What is Mothering Resilience?
Resilience simply defined is the ability to respond & adapt to the events of life. It’s our ability to stay up when life tries to knock us down & when knocked down allows us to efficiently & fully recover.
Mothering resilience is…
…feeling grounded & centered, connected with the Earth & with Inner Wisdom & able to respond & adapt to the unexpected, unpredictable & uncertain.
…feeling nourished by nutrition, breath, rest, movement & Nature – supporting strength, energy & vitality to be fully engaged with the experiences of life.
…understanding & embodying the experience of a regulated nervous system with the capacity to experience deep calm & relaxation & to healthfully respond to all life brings – the joyous & the challenging.
…being connected with, supported by & cared for within a diverse & inclusive community – a community that holds & nurtures you, so you can continue holding & nurturing your family in your most aligned way.
Cultivating mothering resilience does not…
…prevent the unplanned/unexpected
…create certainty & predictability in our external circumstances or experiences
…or prevent us from experiencing challenging emotions
…supports us in experiencing more steadiness & calm
…resources us to be with what’s challenging & feel fully supported
…& ensures we recover more fully & efficiently when the unexpected knocks us down.
When we cultivate our mothering resilience, it doesn’t mean the storms of life won’t blow through, but we’ll have what we need to respond & adapt, with more calm, confidence & energy.
What prevents women from cultivating mothering resilience?
Before we were born, we were encoded with the instructions, the stories that our culture created about how good mothers approach their role:
- Stay in your head. Figure it out. Everything you need to know is outside of you. Keep searching.
- Perpetually give. Never rest. Put everyone you care for ahead of yourself.
- Live in individual households, separate from extended family.
- Be independent. Do it all yourself. Don’t rely on anyone else, except your partner (if you have one!). Feel guilt & shame when you ask for help.
- Keep striving to be a good mother, a good partner, a good daughter, a good woman. (And guess who defined what ‘good’ means? That same cultural programming. And it’s an impossible goal to attain – every time we get close the standards change.)
How do we know our mothering resilience needs to be nourished?
Remember that depletion, anxiety & overwhelm mentioned above? Those are all signs, along with experiences of:
- Always being in your head, trying to figure things out
- Uncertainty & unpredictability making things worse
- Touched out
- Craving more nourishing support & connection – feeling disconnected/alone, even when you have support
- Frustration, anger (often towards those we love most, triggering shame & thoughts of “I shouldn’t feel this way”)
- Difficulty slowing down, resting, sleeping well
How do we cultivate mothering resilience?
Nature has the wisdom to guide us back to ourselves & to cultivate resilience, allowing us to experience more calm, connection, energy & community.
Nature shows us that trees are more resilient (especially in stormy weather) when they…

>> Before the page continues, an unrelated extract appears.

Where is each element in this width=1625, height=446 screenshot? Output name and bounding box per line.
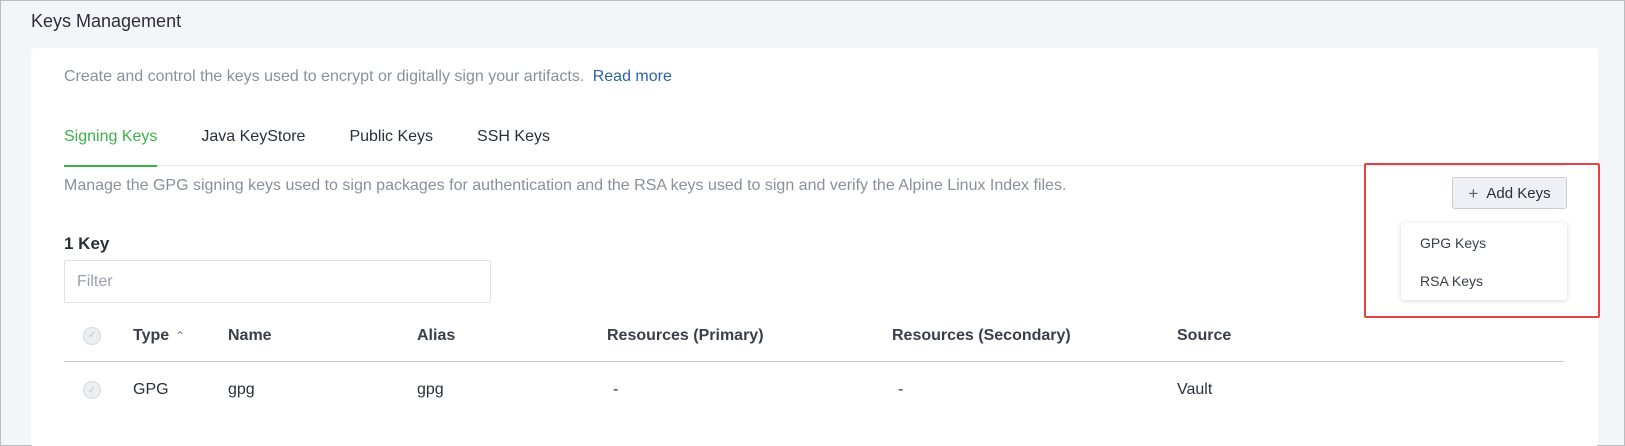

- are rooted more deeply & widely in the Earth
- take in nutrients from their environment through sunlight, air, water & Earth, improving their health & strength
- have trunks & branches that show flexibility & responsiveness
- are in groups that are diverse in age & species
- are regularly tended to
We cultivate mothering resilience…
…with grounding practices that support our connection with the Earth & our Inner Wisdom – the most accurate guide on our mothering journeys
…by nurturing our bodies through time in Nature, breath, hydration, nutrition & movement
…with practices that support the capacity & regulation of the nervous system, enhancing calm & healthy responsiveness to life
…by gathering & supporting one another in diverse & inclusive communities
…by being cared for & tended to, in community.